Welsh Newspapers Online

The online English newspaper archives are locked down behind a paywall, but material was often syndicated widely (i.e. was pushed through a press syndication service, where any subscribing paper could run any of the stories or articles on offer at no extra cost). For the benefit of independent scholars and researchers, here are links to three free newspaper collections, useful for searching for syndicated material. The Welsh one is especially useful for the UK, as Welsh newspapers carried a lot of syndicated content.

Welsh Newspapers Online. 15 million articles, fast and easy to use.

California Digital Newspaper Collection. Freely Accessible Repository of Digitized California Newspapers from 1846 to the Present.

Library of Congress newspapers. Mostly to about 1923.

Doubtless family-history researchers will be aware of more, but these are the three big “go-to” ones I tend to use.

“Doin’ the Lambeth pot…”

This may interest readers fascinated by Stoke-on-Trent pottery history. A tour of Doulton’s London factory in 1895, Lambeth. The process of making and the production line was much the same there as in North Staffordshire.

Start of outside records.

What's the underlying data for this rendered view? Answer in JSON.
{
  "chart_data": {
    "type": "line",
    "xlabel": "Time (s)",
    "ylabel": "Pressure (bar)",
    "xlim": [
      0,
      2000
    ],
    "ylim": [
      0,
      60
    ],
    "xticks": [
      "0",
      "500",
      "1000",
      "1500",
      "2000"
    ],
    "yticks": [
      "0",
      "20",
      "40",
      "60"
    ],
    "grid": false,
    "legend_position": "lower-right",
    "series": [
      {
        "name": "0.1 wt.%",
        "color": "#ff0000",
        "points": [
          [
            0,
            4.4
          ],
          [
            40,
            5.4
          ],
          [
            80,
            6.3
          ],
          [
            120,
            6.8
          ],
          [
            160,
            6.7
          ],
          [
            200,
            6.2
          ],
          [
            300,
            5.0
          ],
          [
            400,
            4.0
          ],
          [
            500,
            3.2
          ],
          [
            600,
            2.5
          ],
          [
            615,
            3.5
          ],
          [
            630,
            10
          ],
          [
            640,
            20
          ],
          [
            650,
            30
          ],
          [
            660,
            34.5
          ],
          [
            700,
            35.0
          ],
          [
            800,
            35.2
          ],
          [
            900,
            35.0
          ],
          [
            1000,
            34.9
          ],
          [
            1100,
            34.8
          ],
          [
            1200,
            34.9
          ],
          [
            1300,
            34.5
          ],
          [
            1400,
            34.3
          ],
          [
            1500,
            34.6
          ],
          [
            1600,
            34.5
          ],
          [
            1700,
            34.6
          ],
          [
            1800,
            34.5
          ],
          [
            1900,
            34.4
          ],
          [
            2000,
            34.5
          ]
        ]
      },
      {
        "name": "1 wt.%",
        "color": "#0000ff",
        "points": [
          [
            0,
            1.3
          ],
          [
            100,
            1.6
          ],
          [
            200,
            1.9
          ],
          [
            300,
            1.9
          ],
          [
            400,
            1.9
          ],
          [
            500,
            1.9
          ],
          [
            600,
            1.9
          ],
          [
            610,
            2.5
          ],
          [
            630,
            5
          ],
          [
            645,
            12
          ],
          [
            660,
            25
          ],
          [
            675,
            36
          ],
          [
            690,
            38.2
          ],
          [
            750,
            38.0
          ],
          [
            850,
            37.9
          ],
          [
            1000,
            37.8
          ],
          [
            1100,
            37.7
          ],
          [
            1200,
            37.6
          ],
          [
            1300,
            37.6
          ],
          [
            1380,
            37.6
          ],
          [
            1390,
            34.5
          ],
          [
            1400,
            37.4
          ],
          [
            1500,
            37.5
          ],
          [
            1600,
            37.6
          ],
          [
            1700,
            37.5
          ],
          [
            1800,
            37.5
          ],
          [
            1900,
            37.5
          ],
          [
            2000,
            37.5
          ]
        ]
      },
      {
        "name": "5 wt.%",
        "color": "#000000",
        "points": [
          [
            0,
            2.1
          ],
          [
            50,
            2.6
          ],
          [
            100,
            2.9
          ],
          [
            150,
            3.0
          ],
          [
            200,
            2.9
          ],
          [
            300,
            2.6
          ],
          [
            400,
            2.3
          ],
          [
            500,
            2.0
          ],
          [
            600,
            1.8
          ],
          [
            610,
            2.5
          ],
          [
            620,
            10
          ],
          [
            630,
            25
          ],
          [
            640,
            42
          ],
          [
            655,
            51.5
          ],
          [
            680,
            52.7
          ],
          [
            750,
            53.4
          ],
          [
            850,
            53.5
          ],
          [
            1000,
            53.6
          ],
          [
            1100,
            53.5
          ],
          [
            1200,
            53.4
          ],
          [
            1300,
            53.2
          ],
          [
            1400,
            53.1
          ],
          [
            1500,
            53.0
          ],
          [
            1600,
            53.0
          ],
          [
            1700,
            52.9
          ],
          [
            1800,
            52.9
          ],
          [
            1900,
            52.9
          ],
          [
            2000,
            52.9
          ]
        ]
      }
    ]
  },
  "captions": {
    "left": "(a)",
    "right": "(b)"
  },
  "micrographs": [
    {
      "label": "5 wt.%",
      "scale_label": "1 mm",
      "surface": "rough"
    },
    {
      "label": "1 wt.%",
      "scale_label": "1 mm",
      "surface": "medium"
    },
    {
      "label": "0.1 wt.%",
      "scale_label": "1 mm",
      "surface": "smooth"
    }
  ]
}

“the good folks in Lambeth … call it “Doulton’s place,” and the big gates and the palatial buildings that enclose and comprise it are variously inscribed “Doulton and Co., Lambeth.” … I gathered that Messrs. Doulton and Co. possess about half-a-dozen “Pottery-Lands” scattered about in Staffordshire, Warwickshire, and Lancashire, one at Paisley, and one in Paris.”

Wheely smelly

Smell of heritage: a framework for the identification, analysis and archival of historic odours, Heritage Science Vol. 5 No. 2, 2017…

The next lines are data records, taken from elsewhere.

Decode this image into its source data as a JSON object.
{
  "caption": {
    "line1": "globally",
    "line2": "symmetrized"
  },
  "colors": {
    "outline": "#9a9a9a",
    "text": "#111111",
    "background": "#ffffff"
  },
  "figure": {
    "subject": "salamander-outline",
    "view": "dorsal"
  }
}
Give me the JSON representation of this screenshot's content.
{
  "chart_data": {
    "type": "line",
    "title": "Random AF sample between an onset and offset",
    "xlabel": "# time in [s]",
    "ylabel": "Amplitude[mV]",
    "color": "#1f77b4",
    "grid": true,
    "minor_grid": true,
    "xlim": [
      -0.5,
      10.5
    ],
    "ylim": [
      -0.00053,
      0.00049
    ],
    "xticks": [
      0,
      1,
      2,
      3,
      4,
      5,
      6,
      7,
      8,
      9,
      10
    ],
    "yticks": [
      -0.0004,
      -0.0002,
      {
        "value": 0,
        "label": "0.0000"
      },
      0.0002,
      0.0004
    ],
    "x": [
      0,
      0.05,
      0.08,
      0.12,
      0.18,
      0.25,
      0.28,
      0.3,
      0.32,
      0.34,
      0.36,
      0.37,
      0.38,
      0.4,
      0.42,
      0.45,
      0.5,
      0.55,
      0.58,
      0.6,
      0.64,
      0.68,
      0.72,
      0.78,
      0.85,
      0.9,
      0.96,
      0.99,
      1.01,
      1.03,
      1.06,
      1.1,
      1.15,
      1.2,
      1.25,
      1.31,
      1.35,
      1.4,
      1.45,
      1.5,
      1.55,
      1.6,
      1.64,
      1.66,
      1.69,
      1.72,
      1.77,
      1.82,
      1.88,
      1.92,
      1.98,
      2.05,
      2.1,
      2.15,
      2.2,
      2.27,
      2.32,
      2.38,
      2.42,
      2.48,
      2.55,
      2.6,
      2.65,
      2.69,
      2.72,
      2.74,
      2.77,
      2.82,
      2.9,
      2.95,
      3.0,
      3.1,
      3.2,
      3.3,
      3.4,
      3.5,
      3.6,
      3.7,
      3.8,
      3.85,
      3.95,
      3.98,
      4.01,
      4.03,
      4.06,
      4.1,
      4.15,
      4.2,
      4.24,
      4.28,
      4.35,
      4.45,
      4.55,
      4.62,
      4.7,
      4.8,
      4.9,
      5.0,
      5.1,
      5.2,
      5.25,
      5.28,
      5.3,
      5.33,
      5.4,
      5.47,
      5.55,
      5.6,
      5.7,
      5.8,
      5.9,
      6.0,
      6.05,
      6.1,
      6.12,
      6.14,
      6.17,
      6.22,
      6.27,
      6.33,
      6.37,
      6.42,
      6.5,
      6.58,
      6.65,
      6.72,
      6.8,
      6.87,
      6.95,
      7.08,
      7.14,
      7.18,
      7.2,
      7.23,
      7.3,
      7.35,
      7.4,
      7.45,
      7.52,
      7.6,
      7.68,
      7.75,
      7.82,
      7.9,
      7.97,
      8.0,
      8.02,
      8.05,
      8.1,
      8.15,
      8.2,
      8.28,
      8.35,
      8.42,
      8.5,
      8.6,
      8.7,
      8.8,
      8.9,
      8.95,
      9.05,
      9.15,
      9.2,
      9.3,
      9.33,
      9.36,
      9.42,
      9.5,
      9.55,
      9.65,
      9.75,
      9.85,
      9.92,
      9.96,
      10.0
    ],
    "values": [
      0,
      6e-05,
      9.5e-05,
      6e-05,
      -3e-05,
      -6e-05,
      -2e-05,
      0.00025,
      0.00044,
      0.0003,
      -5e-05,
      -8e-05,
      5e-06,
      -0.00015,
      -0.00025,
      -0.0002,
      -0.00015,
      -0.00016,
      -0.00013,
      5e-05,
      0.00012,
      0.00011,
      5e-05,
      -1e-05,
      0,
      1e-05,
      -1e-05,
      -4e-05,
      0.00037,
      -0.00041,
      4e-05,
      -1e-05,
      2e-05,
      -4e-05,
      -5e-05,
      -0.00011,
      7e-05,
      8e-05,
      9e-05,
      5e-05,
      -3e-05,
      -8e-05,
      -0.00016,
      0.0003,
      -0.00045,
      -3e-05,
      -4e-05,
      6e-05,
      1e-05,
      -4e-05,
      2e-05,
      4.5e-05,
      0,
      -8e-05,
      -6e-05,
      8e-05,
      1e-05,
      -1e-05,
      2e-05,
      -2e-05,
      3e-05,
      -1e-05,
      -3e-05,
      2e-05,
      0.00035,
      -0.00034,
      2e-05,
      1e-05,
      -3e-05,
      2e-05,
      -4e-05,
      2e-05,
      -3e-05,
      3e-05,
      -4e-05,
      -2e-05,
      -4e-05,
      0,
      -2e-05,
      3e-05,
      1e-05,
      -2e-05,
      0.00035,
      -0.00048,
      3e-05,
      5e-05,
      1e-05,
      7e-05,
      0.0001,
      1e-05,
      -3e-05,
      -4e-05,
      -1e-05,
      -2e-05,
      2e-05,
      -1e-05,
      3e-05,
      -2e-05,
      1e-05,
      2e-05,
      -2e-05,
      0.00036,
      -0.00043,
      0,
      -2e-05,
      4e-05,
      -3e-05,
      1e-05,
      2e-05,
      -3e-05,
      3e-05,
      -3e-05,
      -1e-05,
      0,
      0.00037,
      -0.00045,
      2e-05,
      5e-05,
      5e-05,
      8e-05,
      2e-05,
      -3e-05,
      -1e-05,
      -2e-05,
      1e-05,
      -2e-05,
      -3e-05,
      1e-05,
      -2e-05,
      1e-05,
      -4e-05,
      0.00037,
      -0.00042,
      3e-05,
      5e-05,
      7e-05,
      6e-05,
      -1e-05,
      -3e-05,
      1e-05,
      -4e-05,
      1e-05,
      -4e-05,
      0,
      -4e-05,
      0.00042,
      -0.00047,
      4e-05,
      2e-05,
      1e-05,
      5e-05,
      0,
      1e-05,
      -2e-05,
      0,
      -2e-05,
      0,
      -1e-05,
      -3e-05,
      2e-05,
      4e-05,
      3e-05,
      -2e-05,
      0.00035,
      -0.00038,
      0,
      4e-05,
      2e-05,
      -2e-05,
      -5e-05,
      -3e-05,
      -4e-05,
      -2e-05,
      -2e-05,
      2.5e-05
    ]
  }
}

We… “create[d] the Historic Book Odour Wheel, a novel documentation tool representing the first step towards documenting and archiving historic smells.”

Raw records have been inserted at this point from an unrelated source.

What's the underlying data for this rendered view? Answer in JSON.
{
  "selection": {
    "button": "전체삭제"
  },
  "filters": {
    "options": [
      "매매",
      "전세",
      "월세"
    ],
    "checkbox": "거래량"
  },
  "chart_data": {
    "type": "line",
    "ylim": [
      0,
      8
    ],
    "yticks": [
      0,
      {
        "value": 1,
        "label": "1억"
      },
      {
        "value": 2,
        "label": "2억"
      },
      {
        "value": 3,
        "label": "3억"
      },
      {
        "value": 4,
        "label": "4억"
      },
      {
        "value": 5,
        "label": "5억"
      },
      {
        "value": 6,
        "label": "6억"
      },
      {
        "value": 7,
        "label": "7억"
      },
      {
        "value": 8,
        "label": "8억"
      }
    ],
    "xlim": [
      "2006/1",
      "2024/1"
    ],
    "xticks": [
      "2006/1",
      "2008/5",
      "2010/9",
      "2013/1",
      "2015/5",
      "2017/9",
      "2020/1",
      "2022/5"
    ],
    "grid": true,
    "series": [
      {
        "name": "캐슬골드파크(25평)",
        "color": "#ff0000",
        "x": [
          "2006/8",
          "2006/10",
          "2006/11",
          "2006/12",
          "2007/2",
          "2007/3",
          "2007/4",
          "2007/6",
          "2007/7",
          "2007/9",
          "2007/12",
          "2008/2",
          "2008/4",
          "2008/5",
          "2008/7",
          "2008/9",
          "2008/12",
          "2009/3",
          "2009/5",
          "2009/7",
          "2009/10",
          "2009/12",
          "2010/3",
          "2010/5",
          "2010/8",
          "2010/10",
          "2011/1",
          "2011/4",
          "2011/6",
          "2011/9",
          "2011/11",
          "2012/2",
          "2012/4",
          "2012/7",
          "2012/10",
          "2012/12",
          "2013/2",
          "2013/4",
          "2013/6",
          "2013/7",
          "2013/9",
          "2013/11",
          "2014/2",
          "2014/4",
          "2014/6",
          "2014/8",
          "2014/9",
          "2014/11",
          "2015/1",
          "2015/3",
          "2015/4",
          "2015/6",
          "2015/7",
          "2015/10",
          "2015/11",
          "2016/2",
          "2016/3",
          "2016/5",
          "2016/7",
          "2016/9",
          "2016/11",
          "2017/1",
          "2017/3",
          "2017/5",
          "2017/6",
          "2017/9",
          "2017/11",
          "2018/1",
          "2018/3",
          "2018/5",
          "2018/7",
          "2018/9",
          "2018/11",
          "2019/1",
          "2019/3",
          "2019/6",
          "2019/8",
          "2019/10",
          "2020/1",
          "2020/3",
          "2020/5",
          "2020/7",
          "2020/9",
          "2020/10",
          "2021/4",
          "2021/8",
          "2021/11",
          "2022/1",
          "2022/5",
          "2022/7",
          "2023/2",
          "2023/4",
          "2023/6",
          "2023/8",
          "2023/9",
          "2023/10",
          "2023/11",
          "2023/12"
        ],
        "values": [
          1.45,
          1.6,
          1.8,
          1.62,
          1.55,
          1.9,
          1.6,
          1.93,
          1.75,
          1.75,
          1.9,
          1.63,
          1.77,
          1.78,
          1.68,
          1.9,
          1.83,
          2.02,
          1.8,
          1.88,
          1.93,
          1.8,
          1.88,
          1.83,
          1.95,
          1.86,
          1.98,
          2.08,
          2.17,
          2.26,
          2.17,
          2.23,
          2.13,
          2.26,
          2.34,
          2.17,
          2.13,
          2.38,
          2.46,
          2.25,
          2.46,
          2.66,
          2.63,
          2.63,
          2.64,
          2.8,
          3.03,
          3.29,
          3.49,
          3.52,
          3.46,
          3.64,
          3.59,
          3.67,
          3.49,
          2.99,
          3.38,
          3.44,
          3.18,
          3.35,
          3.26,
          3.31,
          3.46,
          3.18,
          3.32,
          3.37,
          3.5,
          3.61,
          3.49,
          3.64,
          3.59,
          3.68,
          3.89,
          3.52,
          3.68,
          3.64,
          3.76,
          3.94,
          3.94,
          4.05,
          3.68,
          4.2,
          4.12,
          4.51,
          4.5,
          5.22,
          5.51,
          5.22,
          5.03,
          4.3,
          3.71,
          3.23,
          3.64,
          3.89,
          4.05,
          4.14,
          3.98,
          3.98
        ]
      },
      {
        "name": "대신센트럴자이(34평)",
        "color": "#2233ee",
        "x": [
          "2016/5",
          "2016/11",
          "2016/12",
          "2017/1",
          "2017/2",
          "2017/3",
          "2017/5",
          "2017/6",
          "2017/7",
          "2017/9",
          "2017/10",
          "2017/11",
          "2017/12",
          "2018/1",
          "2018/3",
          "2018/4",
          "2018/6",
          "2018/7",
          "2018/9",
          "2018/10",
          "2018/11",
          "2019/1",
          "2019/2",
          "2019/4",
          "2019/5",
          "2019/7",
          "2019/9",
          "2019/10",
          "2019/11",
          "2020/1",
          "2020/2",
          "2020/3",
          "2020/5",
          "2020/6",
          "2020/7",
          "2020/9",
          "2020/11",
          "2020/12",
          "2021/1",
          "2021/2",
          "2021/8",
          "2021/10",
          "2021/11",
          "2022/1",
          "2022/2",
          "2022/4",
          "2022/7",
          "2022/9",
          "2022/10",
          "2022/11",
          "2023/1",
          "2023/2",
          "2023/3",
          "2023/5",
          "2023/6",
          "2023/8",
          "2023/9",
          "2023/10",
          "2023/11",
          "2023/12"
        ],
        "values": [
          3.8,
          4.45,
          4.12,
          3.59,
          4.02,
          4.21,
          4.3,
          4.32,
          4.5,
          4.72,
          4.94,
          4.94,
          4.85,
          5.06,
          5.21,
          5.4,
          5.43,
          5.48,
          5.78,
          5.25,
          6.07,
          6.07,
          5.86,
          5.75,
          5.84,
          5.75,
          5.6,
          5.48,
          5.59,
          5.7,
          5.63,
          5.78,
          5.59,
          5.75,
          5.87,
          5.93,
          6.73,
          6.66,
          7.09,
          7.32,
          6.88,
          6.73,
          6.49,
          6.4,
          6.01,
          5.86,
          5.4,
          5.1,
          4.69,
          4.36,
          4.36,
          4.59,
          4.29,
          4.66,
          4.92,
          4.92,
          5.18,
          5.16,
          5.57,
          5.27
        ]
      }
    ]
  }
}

Also rather a useful quick ‘smell lookup-tool’ for fantasy writers with characters who frequent ancient archives and suchlike, I’d suggest.

Lake of Thor

A detail of Turner’s engraving “Lake of Thun”, Photoshopped to remove figures and re-colour etc, and thus turned into a potential book cover for a book on thunderous Northern topics. Feel free to use, I’m placing this version under Public Domain. Original at embedded link.

http://www.metmuseum.org/art/collection/search/359776

Gardening in ‘hell’

New on PastTrack: May 1964 on The Grange, Burslem, looking toward part of Shelton Bar.

What’s remarkable is the three strip-gardens seen on the right, possibly the top grassy bit of allotments, with what might even be small fruit trees. One of the most industrial and polluted sites in western Europe, and there are gardens in it that wouldn’t look out of place in a rural medieval monastery.

It’s another example that illustrates the way that the rural and the industrial co-existed in Stoke-on-Trent.